DeToxR achieves micro-F1 of 63.7% and macro-F1 of 59.9%, surpassing all classical and parametric baselines, as well as advanced zero-shot LLMs (which cluster below 53% micro-F1). Compared to SFT-finetuned LLMs on matched architectures, DeToxR demonstrates a substantial F1 and recall improvement (micro-recall: 63.9% vs. 52.3%), at a modest cost to precision. This validates the clinical utility of RL-aligned objectives over standard supervised protocols in sparse, heterogeneous, and multi-label domains.

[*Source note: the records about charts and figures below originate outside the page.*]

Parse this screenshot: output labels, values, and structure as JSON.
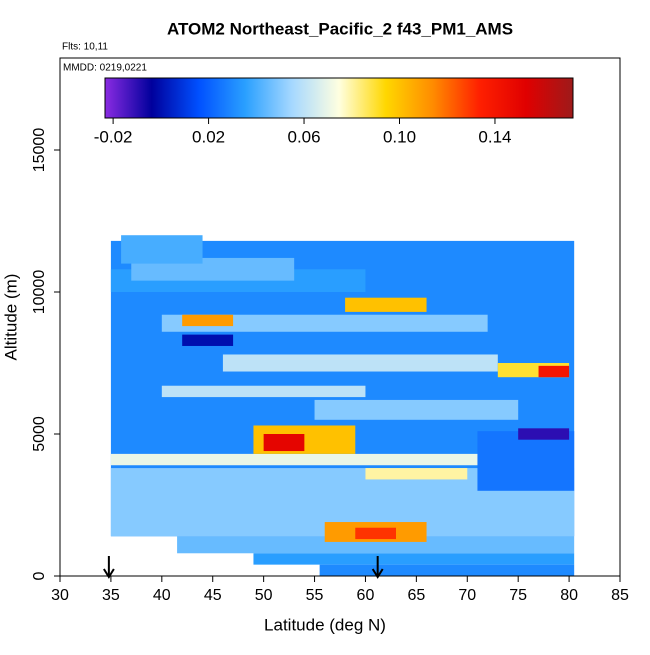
{
  "chart_data": {
    "type": "heatmap",
    "title": "ATOM2 Northeast_Pacific_2 f43_PM1_AMS",
    "annotations": [
      "Flts: 10,11",
      "MMDD: 0219,0221"
    ],
    "x_label": "Latitude (deg N)",
    "y_label": "Altitude (m)",
    "xlim": [
      30,
      85
    ],
    "xticks": [
      30,
      35,
      40,
      45,
      50,
      55,
      60,
      65,
      70,
      75,
      80,
      85
    ],
    "ylim": [
      0,
      18240
    ],
    "yticks": [
      0,
      5000,
      10000,
      15000
    ],
    "clim": [
      -0.0234,
      0.1727
    ],
    "cticks": [
      -0.02,
      0.02,
      0.06,
      {
        "value": 0.1,
        "label": "0.10"
      },
      0.14
    ],
    "colorscale": [
      "#8a2be2",
      "#00009c",
      "#0050ff",
      "#2aa0ff",
      "#a6d8ff",
      "#ffffe0",
      "#ffd700",
      "#ff8c00",
      "#ff2000",
      "#e00000",
      "#9e1a1a"
    ],
    "arrows_lat": [
      34.8,
      61.2
    ],
    "cells": [
      [
        35,
        80.5,
        1400,
        11800,
        0.03
      ],
      [
        35,
        80.5,
        1400,
        3800,
        0.05
      ],
      [
        41.5,
        80.5,
        800,
        1400,
        0.045
      ],
      [
        49,
        80.5,
        400,
        800,
        0.035
      ],
      [
        55.5,
        80.5,
        0,
        400,
        0.03
      ],
      [
        56,
        66,
        1200,
        1900,
        0.11
      ],
      [
        59,
        63,
        1300,
        1700,
        0.13
      ],
      [
        35,
        80,
        3900,
        4300,
        0.07
      ],
      [
        60,
        70,
        3400,
        3800,
        0.08
      ],
      [
        71,
        80.5,
        3000,
        5100,
        0.025
      ],
      [
        49,
        59,
        4300,
        5300,
        0.1
      ],
      [
        50,
        54,
        4400,
        5000,
        0.15
      ],
      [
        75,
        80,
        4800,
        5200,
        -0.01
      ],
      [
        55,
        75,
        5500,
        6200,
        0.05
      ],
      [
        40,
        60,
        6300,
        6700,
        0.06
      ],
      [
        46,
        73,
        7200,
        7800,
        0.06
      ],
      [
        73,
        80,
        7000,
        7500,
        0.09
      ],
      [
        77,
        80,
        7000,
        7400,
        0.14
      ],
      [
        42,
        47,
        8100,
        8500,
        0.0
      ],
      [
        40,
        72,
        8600,
        9200,
        0.05
      ],
      [
        42,
        47,
        8800,
        9200,
        0.11
      ],
      [
        58,
        66,
        9300,
        9800,
        0.1
      ],
      [
        35,
        60,
        10000,
        10800,
        0.035
      ],
      [
        37,
        53,
        10400,
        11200,
        0.045
      ],
      [
        36,
        44,
        11000,
        12000,
        0.04
      ]
    ]
  }
}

Clinical Expert Comparison

In head-to-head validation, DeToxR outweighs an experienced clinical toxicologist in identifying correct poisoning labels (micro-F1: 0.644, macro-F1: 0.488 vs. expert micro-F1: 0.473, macro-F1: 0.398). DeToxR identifies correct toxins in 19 cases missed by the expert, while missing only 3 that the expert found. The toxicologist’s higher precision reflects a conservative diagnostic style, whereas DeToxR’s higher recall captures the critical need for sensitivity in emergent care, albeit at a minor increase in false positives. Figure 2

Figure 2: Side-by-side case results for DeToxR and an expert toxicologist over 25 randomly sampled cases; DeToxR demonstrates higher recall and perfect agreement in more cases.

Reward and Architecture Ablations

Switching from F1 to IoU reward formulations results in a performance drop (micro-F1: 61.1% vs. 63.7%), underscoring the impact of reward engineering. Extending the GRPO protocol to alternative LLM backbones (e.g., Llama 3.2 3B) produces similar performance improvements over the base models, demonstrating the transferability of the RL alignment strategy independent of LLM family.

Qualitative Analysis of Model Reasoning

Inspection of model-generated reasoning traces reveals high-fidelity clinical argumentation, including accurate identification of supporting evidence and pathophysiological rationale. Occasional hallucinations, where model rationales invent clinical findings not present in the input to support predictions, echo limitations familiar in generative LLMs, even under RL penalization schemes.

Implications and Future Directions

The successful integration of RL-aligned LLMs into emergency toxicology establishes several theoretical and practical precedents. Technically, it demonstrates that sequence-level, task-aware RL finetuning (here via GRPO with a domain-focused F1 prize) instills diagnostic behavior outperforming both domain-expert heuristics and generic SFT-LLMs, particularly in settings of multi-modal, sparse, and high-stakes data. The inclusion of unstructured, non-medical text elevates result synthesis beyond the restrictive boundaries of prior ML applications constrained to structured variables.

Practically, DeToxR implies immediate pathways for LLM-based clinical decision support systems capable of fusing incomplete histories, sensor data, and free-form narratives. Such systems are naturally extensible to other diagnostic domains marked by data heterogeneity and the demand for transparent, auditable reasoning.

Given the observed hallucination tendencies, future research should prioritize tighter integration of reward signals penalizing unsupported rationales, possibly through attribution-based or retrieval-verified reward components. Larger-scale clinical validation with diverse cohorts, as well as multi-expert consensus evaluations, will be essential for credentialing such systems for routine use. Notably, the RL-finetuning paradigm can be systematically explored beyond toxicology—for instance, in multi-pathology differentials, rare disease detection, or cross-disciplinary triage.

Conclusion

DeToxR represents a substantive advance in clinical AI, leveraging RL-based finetuning to operationalize LLMs for poly-toxicology diagnosis by unifying heterogeneous narratives with structured data. Its empirical dominance over established ML benchmarks and clinical practitioners establishes a new standard for decision support in high-uncertainty medical environments. The generality of the GRPO-based RL alignment invites rapid adoption and exploration in other demanding, multimodal, and safety-critical domains.